The silence was deafening. Her care was too complex for a lone primary physician, but in our current fragmented health system, we had no real mechanism, let alone incentives, to ensure that all the specialists could function as a team, and ensure that nothing fell between the cracks — that we were all working in a common direction for her.
In the end, she didn't make it out of the hospital. She got a simple pneumonia during her second week, and that was simply too much for her. I wondered if we'd gone too far and only prolonged her suffering. And when we pronounced her dead, with her family by her side, I realized that here, with this one patient, in this hospital right behind me, in the most technologically advanced country on the planet, we too were struggling with a system that is failing our people.

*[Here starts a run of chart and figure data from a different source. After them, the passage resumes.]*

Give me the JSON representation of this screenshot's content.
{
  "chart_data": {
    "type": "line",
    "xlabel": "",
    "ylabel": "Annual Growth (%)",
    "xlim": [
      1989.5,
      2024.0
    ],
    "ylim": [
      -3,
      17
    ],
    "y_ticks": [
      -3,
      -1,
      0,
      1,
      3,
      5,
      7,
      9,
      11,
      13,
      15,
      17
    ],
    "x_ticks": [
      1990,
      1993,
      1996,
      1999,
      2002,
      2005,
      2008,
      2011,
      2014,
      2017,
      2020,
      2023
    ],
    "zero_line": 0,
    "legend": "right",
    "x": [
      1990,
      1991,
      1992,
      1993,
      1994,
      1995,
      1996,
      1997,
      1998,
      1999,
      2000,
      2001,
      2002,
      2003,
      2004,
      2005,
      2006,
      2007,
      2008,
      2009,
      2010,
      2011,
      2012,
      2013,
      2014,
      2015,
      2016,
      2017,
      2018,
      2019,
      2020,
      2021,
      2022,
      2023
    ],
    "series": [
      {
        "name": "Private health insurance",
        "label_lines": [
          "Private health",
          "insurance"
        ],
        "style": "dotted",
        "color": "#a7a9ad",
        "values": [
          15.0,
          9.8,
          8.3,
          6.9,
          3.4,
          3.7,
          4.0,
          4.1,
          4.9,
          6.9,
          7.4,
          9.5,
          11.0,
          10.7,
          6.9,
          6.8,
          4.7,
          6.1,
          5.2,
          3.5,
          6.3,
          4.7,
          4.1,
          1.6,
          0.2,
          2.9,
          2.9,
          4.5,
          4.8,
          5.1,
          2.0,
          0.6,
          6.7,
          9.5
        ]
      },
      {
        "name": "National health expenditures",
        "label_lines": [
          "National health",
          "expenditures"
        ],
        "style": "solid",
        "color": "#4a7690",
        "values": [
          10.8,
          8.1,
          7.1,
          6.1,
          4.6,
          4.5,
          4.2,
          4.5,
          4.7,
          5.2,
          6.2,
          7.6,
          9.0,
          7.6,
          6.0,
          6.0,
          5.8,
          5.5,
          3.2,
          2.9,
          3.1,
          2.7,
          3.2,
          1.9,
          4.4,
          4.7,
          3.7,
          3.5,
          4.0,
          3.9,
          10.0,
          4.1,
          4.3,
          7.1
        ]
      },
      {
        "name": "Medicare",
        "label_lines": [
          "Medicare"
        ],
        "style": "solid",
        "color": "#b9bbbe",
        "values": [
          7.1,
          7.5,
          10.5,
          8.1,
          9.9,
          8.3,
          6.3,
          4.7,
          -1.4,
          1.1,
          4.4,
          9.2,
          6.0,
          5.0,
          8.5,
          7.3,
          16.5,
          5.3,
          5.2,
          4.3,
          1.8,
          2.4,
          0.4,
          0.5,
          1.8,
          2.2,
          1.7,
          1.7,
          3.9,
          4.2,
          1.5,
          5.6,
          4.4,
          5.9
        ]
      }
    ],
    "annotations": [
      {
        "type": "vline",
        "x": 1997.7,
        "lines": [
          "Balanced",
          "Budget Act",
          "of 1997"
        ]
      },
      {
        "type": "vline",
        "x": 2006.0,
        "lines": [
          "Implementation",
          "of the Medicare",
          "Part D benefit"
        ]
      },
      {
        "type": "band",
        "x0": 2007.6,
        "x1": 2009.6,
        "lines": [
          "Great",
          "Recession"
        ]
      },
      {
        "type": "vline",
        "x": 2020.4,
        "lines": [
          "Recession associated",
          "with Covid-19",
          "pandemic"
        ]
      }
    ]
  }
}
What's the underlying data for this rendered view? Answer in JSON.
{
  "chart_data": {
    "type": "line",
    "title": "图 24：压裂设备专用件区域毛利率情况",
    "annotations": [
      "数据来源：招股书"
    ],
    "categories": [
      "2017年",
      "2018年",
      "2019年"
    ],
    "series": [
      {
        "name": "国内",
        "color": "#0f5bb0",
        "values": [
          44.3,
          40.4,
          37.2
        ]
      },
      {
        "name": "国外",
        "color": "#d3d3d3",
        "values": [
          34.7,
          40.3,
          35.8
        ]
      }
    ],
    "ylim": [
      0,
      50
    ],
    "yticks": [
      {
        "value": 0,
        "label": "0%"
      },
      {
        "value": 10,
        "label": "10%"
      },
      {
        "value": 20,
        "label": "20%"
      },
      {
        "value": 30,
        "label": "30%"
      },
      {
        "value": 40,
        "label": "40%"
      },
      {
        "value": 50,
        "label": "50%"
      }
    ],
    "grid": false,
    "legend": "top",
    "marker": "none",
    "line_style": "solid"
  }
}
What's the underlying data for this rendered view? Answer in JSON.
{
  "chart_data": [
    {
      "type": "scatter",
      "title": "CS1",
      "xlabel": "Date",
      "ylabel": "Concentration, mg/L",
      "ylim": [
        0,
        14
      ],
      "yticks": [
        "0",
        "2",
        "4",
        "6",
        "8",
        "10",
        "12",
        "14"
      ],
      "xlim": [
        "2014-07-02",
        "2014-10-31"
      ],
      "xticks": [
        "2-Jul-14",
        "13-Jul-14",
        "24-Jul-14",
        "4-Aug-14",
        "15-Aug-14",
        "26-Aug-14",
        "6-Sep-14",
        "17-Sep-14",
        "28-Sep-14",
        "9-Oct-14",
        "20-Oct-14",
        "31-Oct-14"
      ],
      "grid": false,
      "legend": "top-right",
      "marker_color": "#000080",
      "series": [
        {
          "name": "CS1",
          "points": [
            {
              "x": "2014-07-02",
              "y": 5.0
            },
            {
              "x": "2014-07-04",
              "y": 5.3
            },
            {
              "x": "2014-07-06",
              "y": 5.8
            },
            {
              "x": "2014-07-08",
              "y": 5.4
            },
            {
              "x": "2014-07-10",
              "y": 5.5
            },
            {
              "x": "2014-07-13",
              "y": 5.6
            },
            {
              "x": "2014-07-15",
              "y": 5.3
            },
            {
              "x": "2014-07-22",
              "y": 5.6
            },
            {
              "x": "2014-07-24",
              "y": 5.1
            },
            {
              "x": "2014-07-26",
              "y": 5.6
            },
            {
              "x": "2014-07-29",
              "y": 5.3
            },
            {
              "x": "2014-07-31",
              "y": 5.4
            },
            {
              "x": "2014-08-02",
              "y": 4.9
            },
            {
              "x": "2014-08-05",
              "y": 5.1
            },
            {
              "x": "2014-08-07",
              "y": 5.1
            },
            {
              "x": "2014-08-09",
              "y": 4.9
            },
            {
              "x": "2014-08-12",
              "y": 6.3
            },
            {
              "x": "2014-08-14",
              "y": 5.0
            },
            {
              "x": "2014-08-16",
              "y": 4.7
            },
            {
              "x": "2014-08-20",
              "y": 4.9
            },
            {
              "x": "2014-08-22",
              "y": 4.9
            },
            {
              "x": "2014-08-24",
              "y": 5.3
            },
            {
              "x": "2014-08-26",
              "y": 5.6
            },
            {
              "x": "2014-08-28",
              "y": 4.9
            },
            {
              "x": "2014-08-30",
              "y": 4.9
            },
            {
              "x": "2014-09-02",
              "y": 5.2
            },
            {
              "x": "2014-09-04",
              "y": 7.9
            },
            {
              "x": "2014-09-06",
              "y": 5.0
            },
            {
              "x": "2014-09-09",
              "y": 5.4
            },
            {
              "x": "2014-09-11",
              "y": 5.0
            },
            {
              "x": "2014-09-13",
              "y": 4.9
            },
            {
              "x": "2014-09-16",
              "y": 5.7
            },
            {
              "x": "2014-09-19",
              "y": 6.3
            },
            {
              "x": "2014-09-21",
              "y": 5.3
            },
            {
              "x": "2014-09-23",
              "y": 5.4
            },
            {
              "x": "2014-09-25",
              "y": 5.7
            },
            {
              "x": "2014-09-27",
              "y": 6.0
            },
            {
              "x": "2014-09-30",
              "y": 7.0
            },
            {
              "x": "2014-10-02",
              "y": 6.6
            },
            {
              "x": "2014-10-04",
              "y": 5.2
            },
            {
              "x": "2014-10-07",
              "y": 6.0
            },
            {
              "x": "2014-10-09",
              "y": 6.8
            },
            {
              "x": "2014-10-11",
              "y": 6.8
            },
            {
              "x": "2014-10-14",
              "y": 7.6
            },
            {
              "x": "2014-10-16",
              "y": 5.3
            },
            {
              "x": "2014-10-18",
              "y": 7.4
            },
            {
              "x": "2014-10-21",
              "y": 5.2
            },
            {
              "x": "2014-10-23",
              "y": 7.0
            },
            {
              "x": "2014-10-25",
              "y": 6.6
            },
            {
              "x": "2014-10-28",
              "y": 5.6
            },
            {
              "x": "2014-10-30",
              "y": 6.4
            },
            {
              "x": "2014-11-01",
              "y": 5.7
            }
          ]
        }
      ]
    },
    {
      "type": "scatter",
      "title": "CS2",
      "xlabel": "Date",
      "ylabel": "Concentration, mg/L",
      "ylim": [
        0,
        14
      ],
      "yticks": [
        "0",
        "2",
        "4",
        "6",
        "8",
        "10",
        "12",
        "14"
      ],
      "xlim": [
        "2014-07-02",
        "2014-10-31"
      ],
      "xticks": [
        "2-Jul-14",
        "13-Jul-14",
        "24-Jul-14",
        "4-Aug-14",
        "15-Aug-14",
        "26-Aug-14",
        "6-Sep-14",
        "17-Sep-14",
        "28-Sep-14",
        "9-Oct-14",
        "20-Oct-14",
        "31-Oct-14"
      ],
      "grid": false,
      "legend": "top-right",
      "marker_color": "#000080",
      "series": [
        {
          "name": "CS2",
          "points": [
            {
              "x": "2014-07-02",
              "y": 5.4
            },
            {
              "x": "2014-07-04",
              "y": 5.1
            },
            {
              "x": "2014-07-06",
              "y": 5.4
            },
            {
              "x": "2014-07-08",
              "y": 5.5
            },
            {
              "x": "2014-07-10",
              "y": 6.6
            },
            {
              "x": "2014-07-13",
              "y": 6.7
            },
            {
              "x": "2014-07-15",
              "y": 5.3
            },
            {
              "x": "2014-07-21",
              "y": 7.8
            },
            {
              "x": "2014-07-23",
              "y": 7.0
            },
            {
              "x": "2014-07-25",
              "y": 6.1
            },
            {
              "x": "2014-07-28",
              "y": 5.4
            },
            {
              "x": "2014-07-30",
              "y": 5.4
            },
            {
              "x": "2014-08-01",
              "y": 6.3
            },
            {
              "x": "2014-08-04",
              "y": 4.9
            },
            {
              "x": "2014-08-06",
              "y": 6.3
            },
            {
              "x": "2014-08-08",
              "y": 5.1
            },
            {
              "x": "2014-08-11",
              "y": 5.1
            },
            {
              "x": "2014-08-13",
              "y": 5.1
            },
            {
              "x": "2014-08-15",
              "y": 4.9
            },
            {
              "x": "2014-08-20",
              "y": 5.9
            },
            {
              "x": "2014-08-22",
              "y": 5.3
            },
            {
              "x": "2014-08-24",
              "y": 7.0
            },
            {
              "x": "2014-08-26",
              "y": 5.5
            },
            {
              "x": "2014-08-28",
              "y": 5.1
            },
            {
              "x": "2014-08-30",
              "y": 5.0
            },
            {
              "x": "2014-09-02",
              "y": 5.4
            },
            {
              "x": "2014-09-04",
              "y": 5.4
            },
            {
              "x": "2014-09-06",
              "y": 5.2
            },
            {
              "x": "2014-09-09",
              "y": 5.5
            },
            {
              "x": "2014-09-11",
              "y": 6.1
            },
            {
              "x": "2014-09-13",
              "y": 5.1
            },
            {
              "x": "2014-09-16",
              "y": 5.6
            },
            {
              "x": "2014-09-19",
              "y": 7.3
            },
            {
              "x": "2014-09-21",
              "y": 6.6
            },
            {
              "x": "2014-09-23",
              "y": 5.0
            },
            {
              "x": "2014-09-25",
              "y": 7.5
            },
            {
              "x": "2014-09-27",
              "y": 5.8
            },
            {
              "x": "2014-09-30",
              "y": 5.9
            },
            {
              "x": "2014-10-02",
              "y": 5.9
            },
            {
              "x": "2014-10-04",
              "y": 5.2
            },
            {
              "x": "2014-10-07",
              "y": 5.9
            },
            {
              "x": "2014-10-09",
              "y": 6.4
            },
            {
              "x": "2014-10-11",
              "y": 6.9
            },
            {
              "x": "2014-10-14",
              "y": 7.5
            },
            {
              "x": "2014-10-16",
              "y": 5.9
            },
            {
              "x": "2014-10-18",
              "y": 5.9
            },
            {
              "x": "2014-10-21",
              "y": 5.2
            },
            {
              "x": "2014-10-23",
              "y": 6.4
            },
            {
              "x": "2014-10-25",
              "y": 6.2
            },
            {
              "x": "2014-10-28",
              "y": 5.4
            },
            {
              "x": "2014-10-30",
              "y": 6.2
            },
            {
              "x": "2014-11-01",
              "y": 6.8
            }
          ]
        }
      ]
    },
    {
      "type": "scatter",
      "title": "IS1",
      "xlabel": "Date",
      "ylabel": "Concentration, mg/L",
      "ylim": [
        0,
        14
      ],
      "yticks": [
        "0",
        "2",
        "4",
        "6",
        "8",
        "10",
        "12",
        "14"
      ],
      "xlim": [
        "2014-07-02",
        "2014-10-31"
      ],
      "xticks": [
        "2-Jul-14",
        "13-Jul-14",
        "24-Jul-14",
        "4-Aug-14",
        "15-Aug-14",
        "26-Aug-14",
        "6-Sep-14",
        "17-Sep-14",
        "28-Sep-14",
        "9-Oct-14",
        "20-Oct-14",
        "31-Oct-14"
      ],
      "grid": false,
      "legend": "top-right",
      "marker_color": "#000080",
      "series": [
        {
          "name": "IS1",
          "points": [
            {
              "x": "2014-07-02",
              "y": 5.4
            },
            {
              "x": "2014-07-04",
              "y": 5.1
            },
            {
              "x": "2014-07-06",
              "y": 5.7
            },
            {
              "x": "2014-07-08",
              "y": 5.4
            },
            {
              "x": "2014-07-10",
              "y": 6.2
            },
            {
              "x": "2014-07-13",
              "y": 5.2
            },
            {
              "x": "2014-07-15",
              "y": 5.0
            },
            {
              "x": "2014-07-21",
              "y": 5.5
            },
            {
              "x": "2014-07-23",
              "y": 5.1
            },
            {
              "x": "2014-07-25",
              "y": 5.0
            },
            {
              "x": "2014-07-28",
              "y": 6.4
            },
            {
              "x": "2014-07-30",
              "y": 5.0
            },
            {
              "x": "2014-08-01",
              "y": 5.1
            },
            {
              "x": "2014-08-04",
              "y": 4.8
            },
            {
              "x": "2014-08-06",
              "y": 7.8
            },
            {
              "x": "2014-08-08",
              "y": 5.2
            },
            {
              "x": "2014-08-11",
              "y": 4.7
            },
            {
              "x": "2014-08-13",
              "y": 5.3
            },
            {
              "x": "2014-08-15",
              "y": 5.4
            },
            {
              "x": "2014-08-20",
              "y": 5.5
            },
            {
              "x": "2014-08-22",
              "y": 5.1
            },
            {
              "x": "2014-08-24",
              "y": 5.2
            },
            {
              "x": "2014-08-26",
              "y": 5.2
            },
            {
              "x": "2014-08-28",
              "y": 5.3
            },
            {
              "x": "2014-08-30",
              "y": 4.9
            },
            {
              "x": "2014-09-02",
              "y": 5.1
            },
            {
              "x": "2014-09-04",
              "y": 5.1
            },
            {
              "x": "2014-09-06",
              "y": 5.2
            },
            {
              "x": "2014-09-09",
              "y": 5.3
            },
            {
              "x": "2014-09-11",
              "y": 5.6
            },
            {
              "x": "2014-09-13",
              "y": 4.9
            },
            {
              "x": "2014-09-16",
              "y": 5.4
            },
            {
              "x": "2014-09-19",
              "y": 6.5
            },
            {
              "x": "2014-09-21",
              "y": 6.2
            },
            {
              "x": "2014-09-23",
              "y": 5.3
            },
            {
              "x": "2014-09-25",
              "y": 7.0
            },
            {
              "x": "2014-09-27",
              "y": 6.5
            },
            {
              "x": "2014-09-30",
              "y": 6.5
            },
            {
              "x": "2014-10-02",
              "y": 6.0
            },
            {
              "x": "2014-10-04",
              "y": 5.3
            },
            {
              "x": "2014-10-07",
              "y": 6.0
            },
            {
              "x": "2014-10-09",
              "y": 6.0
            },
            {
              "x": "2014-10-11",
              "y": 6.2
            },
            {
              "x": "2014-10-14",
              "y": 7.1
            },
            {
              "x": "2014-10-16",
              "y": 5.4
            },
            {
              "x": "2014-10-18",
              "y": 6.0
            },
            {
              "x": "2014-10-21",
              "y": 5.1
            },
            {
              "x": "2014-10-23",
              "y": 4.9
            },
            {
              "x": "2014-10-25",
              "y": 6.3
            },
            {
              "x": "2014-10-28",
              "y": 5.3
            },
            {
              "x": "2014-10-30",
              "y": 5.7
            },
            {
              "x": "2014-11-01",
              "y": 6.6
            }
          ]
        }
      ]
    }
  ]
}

We've had a century of extraordinary scientific discovery about human health. But we have found ourselves with yawning gaps in our ability to provide it to people here and around the globe. We have trouble managing its complexity, its costs, and its implications for everything from how countries should structure their health systems, to how we, as individuals, should manage the end of our own lives.
Making it so the people of the world can live lives as free from disease and suffering as possible is the work of public health. And we have learned it will require attention to everything from economics, to the environment, to technology, and institutions.
These people sitting here in front of you today will be the ones providing that attention. They are lawyers, engineers, doctors, business people, statisticians, laboratory scientists, policy wonks. We even have musicians. And in coming here, they have sought to take the time to understand how to measure the problems of our world, how to innovate improvements, and how to bring people to implement them wherever they may be.
Leaders, someone once said, are those who seek to solve the hard problems. So who are these people graduating today, then? These are our leaders. We thank them.